By 4 p.m. the Uranie was no longer in sight, having retired towards Rochefort, but at that time four sail were seen coming up under British colours. Any relief on behalf of the Thames soon turned to despair as these colours were run down and the French national flag hoisted in their place. The strangers were the frigates Carmagnole 40, Résolue 36, and Sémillante 36, together with the brig Espiègle 16, the squadron being commanded by Captain Zacharie Jacques Théodore Allemand. As soon as the Carmagnole manoeuvred under the Thames’ stern and raked her Cotes decided that resistance was pointless; indeed such was his frigate’s devastated condition that when summoned on board the enemy after striking his colours Captain Cotes could not claim an undamaged boat to carry him there, and whilst he awaited a boat to be sent to him he ensured that his dispatches and papers were thrown over the side. For his part Allemand, after establishing the desperate state of the Thames, was livid that the Uranie had not finished her off.
The Thames was towed into Brest by the Carmagnole the next day, where having been separated from their surgeon the wounded were left unattended for three days. Such was the barbarity of the revolutionary French navy, whose sailors also pillaged the officers and men of the Thames, although Allemand himself did do his best to make the privations of the former less arduous. The French also placed an embargo on any homeward-bound correspondence with the result that it was eighteen months before Cotes’ letter to the Admiralty, dated 9 April 1795 from Givors near Lyons in southern France, reached London. Weeks later he was exchanged, and on 30 May he arrived at Dover aboard an American brig from Calais. A fortnight afterwards he faced a court-martial on board the Royal William 100 at Portsmouth which, after just one hour’s deliberation, honourably acquitted him of blame for the loss of the Thames.

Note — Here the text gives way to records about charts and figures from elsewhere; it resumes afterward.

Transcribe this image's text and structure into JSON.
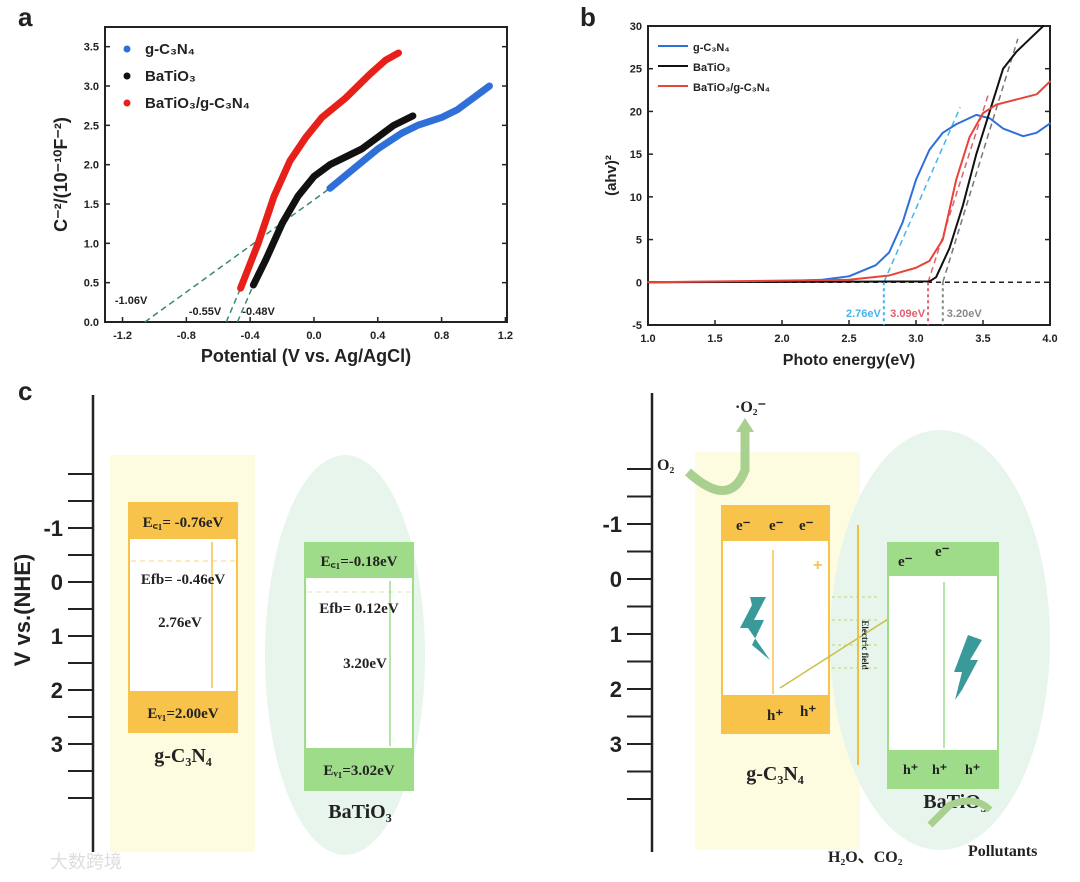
{
  "panel_labels": {
    "a": "a",
    "b": "b",
    "c": "c"
  },
  "chart_data": [
    {
      "type": "scatter",
      "title": "",
      "xlabel": "Potential (V vs. Ag/AgCl)",
      "ylabel": "C⁻²/(10⁻¹⁰F⁻²)",
      "xlim": [
        -1.31,
        1.21
      ],
      "ylim": [
        0,
        3.75
      ],
      "xticks": [
        -1.2,
        -0.8,
        -0.4,
        0.0,
        0.4,
        0.8,
        1.2
      ],
      "xtick_labels": [
        "-1.2",
        "-0.8",
        "-0.4",
        "0.0",
        "0.4",
        "0.8",
        "1.2"
      ],
      "yticks": [
        0,
        0.5,
        1.0,
        1.5,
        2.0,
        2.5,
        3.0,
        3.5
      ],
      "ytick_labels": [
        "0.0",
        "0.5",
        "1.0",
        "1.5",
        "2.0",
        "2.5",
        "3.0",
        "3.5"
      ],
      "legend_position": "top-left",
      "series": [
        {
          "name": "g-C₃N₄",
          "color": "#2f6fd8",
          "x": [
            0.1,
            0.25,
            0.4,
            0.55,
            0.65,
            0.8,
            0.9,
            1.0,
            1.1
          ],
          "y": [
            1.7,
            1.95,
            2.2,
            2.4,
            2.5,
            2.6,
            2.7,
            2.85,
            3.0
          ]
        },
        {
          "name": "BaTiO₃",
          "color": "#111111",
          "x": [
            -0.38,
            -0.3,
            -0.2,
            -0.1,
            0.0,
            0.1,
            0.2,
            0.3,
            0.4,
            0.5,
            0.62
          ],
          "y": [
            0.47,
            0.8,
            1.25,
            1.6,
            1.85,
            2.0,
            2.1,
            2.2,
            2.35,
            2.5,
            2.62
          ]
        },
        {
          "name": "BaTiO₃/g-C₃N₄",
          "color": "#e8201a",
          "x": [
            -0.46,
            -0.35,
            -0.25,
            -0.15,
            -0.05,
            0.05,
            0.2,
            0.35,
            0.45,
            0.53
          ],
          "y": [
            0.43,
            1.0,
            1.6,
            2.05,
            2.35,
            2.6,
            2.85,
            3.15,
            3.33,
            3.42
          ]
        }
      ],
      "fit_lines": [
        {
          "x": [
            -1.06,
            0.1
          ],
          "y": [
            0,
            1.7
          ]
        },
        {
          "x": [
            -0.55,
            -0.46
          ],
          "y": [
            0,
            0.43
          ]
        },
        {
          "x": [
            -0.48,
            -0.38
          ],
          "y": [
            0,
            0.47
          ]
        }
      ],
      "annotations": [
        {
          "text": "-1.06V",
          "x": -1.06,
          "y": 0
        },
        {
          "text": "-0.55V",
          "x": -0.55,
          "y": 0
        },
        {
          "text": "-0.48V",
          "x": -0.48,
          "y": 0
        }
      ]
    },
    {
      "type": "line",
      "title": "",
      "xlabel": "Photo energy(eV)",
      "ylabel": "(ahv)²",
      "xlim": [
        1.0,
        4.0
      ],
      "ylim": [
        -5,
        30
      ],
      "xticks": [
        1.0,
        1.5,
        2.0,
        2.5,
        3.0,
        3.5,
        4.0
      ],
      "xtick_labels": [
        "1.0",
        "1.5",
        "2.0",
        "2.5",
        "3.0",
        "3.5",
        "4.0"
      ],
      "yticks": [
        -5,
        0,
        5,
        10,
        15,
        20,
        25,
        30
      ],
      "ytick_labels": [
        "-5",
        "0",
        "5",
        "10",
        "15",
        "20",
        "25",
        "30"
      ],
      "legend_position": "top-left",
      "series": [
        {
          "name": "g-C₃N₄",
          "color": "#2f6fd8",
          "x": [
            1.0,
            2.0,
            2.3,
            2.5,
            2.7,
            2.8,
            2.9,
            3.0,
            3.1,
            3.2,
            3.3,
            3.45,
            3.55,
            3.65,
            3.8,
            3.9,
            4.0
          ],
          "y": [
            0,
            0.1,
            0.3,
            0.7,
            2.0,
            3.5,
            7.0,
            12.0,
            15.5,
            17.5,
            18.5,
            19.6,
            19.2,
            18.0,
            17.1,
            17.5,
            18.6
          ]
        },
        {
          "name": "BaTiO₃",
          "color": "#111111",
          "x": [
            1.0,
            3.1,
            3.15,
            3.25,
            3.35,
            3.45,
            3.55,
            3.65,
            3.75,
            3.85,
            3.95
          ],
          "y": [
            0,
            0.1,
            0.6,
            4.0,
            9.0,
            15.0,
            20.0,
            25.0,
            27.0,
            28.5,
            30.0
          ]
        },
        {
          "name": "BaTiO₃/g-C₃N₄",
          "color": "#e8443a",
          "x": [
            1.0,
            2.5,
            2.8,
            3.0,
            3.1,
            3.2,
            3.3,
            3.4,
            3.5,
            3.6,
            3.7,
            3.9,
            4.0
          ],
          "y": [
            0,
            0.3,
            0.8,
            1.7,
            2.5,
            5.0,
            12.0,
            17.0,
            19.8,
            20.8,
            21.2,
            22.0,
            23.5
          ]
        }
      ],
      "fit_lines": [
        {
          "color": "#45b4ee",
          "x": [
            2.76,
            3.33
          ],
          "y": [
            0,
            20.5
          ]
        },
        {
          "color": "#e06070",
          "x": [
            3.09,
            3.54
          ],
          "y": [
            0,
            22
          ]
        },
        {
          "color": "#777777",
          "x": [
            3.2,
            3.76
          ],
          "y": [
            0,
            28.5
          ]
        }
      ],
      "baseline": {
        "y": 0
      },
      "annotations": [
        {
          "text": "2.76eV",
          "x": 2.76,
          "color": "#45b4ee"
        },
        {
          "text": "3.09eV",
          "x": 3.09,
          "color": "#e06070"
        },
        {
          "text": "3.20eV",
          "x": 3.2,
          "color": "#888888"
        }
      ]
    }
  ],
  "diagram": {
    "axis_label": "V vs.(NHE)",
    "axis_ticks": [
      "-1",
      "0",
      "1",
      "2",
      "3"
    ],
    "left": {
      "gcn_ec": "E꜀₁= -0.76eV",
      "gcn_efb": "Efb= -0.46eV",
      "gcn_gap": "2.76eV",
      "gcn_ev": "Eᵥ₁=2.00eV",
      "gcn_name": "g-C₃N₄",
      "bto_ec": "E꜀₁=-0.18eV",
      "bto_efb": "Efb= 0.12eV",
      "bto_gap": "3.20eV",
      "bto_ev": "Eᵥ₁=3.02eV",
      "bto_name": "BaTiO₃"
    },
    "right": {
      "superoxide": "·O₂⁻",
      "o2": "O₂",
      "electron": "e⁻",
      "hole": "h⁺",
      "field": "Electric field",
      "gcn_name": "g-C₃N₄",
      "bto_name": "BaTiO₃",
      "products": "H₂O、CO₂",
      "pollutants": "Pollutants"
    },
    "watermark": "大数跨境"
  },
  "colors": {
    "orange": "#f8c34a",
    "green": "#9fdc8a",
    "yellow_bg": "#fdfce0",
    "green_bg": "#e8f5ec"
  }
}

Captain Cotes was never to command another ship at sea, although he did return to France a couple of years later as an agent for prisoners. His erstwhile command, the Thames, was taken into the French navy as the Tamise but within three years was back under British colours following her recapture in the Channel by the Santa Margaretta 36, Captain Thomas Byam Martin. Another seven years service followed without incident before she was broken up at Woolwich in 1803. The Uranie, which had been renamed the Tartu in honour of her captain, also did not escape British hands for long, for she was captured off Ireland in January 1797 by the Polyphemus, Captain George Lumsdaine, and would spend ten uneventful years in British service prior to being laid up.